So far, I have found PHONO33 for DOS, which is a quite old yet impressive program. Though overly strict and simplistic, applying rules in a strict order, which results in weird outcomes ×D
It includes models for Pig Latin and Spanish, and I'm not quite sure what traction this software did gain actually and what other models exist for it. The model format looks definitely ad-hoc and not compatible with anything else.
Another tool like that is sca², which is a rather simple playground and requires manual fiddling with uncoordinated lexicons and rule sets.
And finally, the DiaDM project, which I found here on Linguistics SE. It's probably the closest to what I'm looking for: a large database with flexible tooling oriented to collaboration by many contributors and attempting to collect data on many language families. Unfortunately, the project seem to be stalled despite existing for more than a decade, the datasets are far from being comprehensive, and the UI is quite rough and uses deprecated Flash in some places. Also, it seems like the editor access is restricted there and all the data are collected in a closed database with no export tools, which means they're endangered and may go off if something happens to the website.
Do I miss any other decent projects?
As mentioned, I have a vision of an ideal system for that purpose, which would be characterized by:
- Open source and open data formats, so the data can be reused in other projects or imported from other projects. Do any de-facto standard formats for this area exist actually? I'm not even sure if there exists an agreed-upon format for expressing phonological rules in a machine-readable way.
- High flexibility, which involves describing uncertain rule order, uncertain conditions of how rules are applied, uncertain word origins and borrowings, etc. Whenever possible, multiple paths and variants should be provided. The system should be able to acknowledge the actually attested word changes, check if they fit into the formal rules, expose the flaws with current theories and assist with coming up with more correct ones.
- Metadata on everything: authors, presumed date ranges, source works, assumed certainty, hypothetic relations, etc., etc.

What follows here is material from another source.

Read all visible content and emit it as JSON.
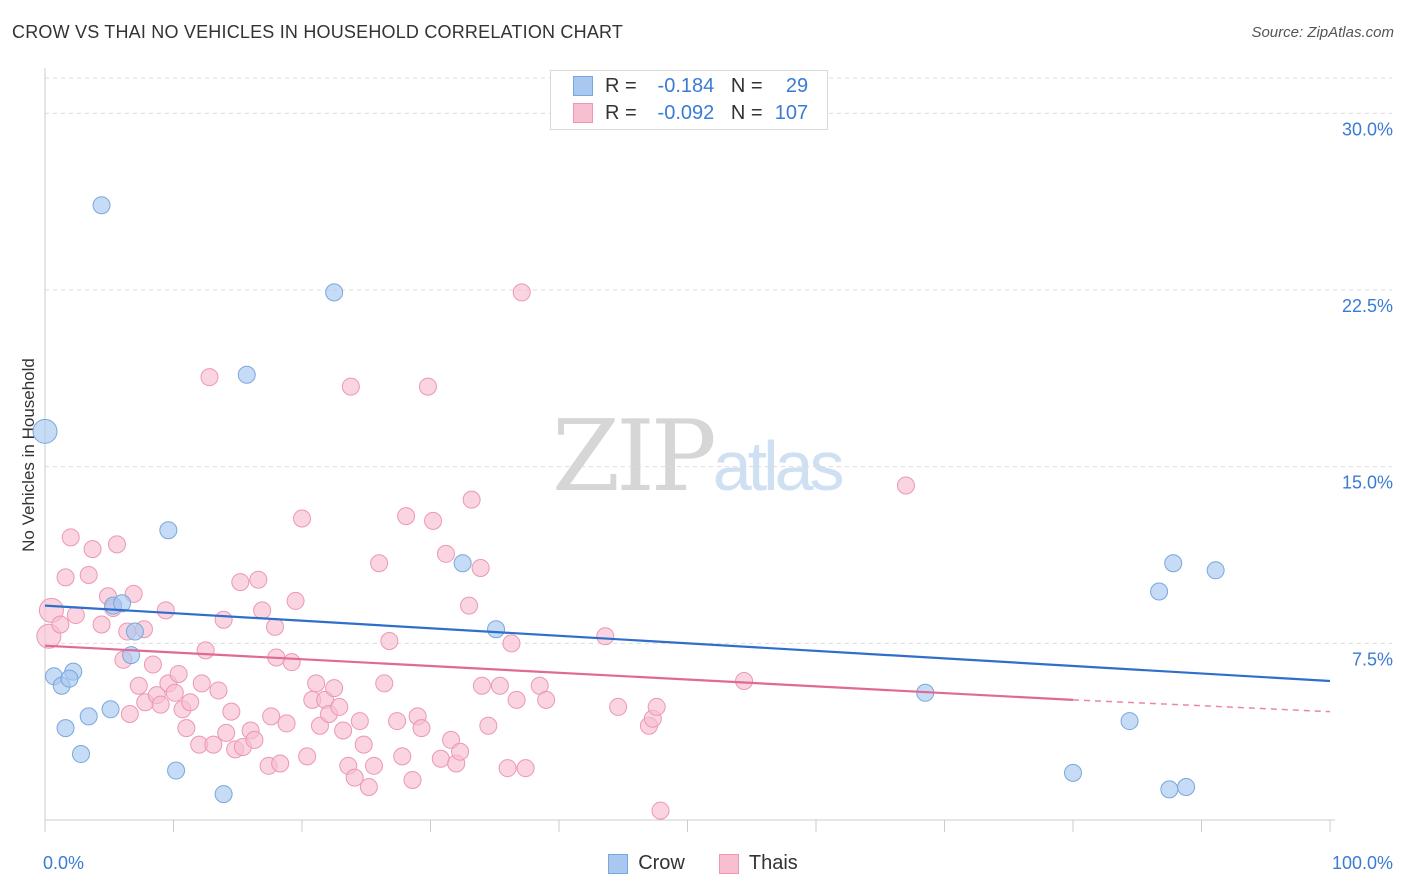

- Being suitable both for expressing and systematizing already existing knowledge on historical linguistics and for new researches. Most of simpler tools I've seen are rather focused on the latter, and existing knowledge on sound shifts exists mostly in a written form pleasant to humanitarians, made in times before prominent scientists like Zaliznyak and Chomsky turned linguistics into an exact science. I'd like to generate visual charts from existing data in a glimpse to impress mere mortals with how deeply related our seemingly different languages are.
I believe such a system would make a revolution in computational historical linguistics akin to how tools like Wolfram Mathematica/Alpha and MATLAB revolutionized the computational science. How close the existing tooling is to that?